Les médias américains se sont aussi très fortement mobilisés, avec une très grosse couverture en continu à la télévision de l’attentat et de l’enquête. Beaucoup de journalistes américains ont envoyé des messages de solidarité sur leurs comptes Twitter. Le milieu des artistes a aussi spontanément exprimé son émotion. Pour le syndicat des acteurs à Hollywood SAG-AFTRA “le droit à la liberté d’expression n’est pas seulement inscrit dans la Constitution américaine”, il est aussi “un droit de l’homme universel”.
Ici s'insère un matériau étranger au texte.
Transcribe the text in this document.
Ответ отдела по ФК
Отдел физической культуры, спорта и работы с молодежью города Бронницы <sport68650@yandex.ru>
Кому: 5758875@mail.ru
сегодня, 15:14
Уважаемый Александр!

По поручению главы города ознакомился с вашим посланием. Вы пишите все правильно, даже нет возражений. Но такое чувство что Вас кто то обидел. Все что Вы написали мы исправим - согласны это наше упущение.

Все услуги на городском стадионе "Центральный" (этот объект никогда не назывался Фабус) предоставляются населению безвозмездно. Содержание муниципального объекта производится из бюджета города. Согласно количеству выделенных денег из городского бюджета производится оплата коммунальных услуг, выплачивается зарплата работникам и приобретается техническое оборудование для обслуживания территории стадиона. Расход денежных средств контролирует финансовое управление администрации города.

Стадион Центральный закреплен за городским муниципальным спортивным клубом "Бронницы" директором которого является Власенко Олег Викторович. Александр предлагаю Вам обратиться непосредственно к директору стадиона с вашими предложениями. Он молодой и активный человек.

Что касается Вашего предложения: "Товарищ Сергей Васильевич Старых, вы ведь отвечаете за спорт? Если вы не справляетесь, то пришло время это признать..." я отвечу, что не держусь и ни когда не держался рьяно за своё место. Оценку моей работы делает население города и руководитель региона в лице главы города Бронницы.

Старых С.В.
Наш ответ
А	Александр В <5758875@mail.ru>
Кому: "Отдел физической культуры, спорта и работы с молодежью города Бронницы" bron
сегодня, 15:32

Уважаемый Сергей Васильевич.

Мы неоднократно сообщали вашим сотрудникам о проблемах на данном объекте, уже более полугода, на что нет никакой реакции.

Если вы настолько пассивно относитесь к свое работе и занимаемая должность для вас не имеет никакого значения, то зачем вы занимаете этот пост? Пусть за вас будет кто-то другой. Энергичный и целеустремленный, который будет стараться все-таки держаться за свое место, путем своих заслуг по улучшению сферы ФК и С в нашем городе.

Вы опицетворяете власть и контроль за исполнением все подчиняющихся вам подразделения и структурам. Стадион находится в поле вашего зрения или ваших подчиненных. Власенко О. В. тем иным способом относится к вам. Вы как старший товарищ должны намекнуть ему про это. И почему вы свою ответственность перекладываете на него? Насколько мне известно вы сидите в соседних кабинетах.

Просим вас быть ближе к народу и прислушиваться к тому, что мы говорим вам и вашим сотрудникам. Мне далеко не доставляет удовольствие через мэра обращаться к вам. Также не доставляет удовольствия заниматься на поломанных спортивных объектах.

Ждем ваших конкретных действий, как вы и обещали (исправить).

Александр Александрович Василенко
Dans une Amérique si attachée à la liberté d’expression sans limite, mais aussi parfois très prude et ultra-sensible sur les questions religieuses, il est difficile d’imaginer une publication aussi satirique que Charlie Hebdo et des caricatures moquant le pape ou Mahomet. CNN et le New York Times ont d’ailleurs exclu de publier les unes controversées du magazine français. L’un des humoristes les plus caustiques aux Etats-Unis, la star Jon Stewart, a cependant rendu un hommage appuyé à ses pairs français: “Ces types ont été tués pour leurs dessins. Cela n’a aucun sens”.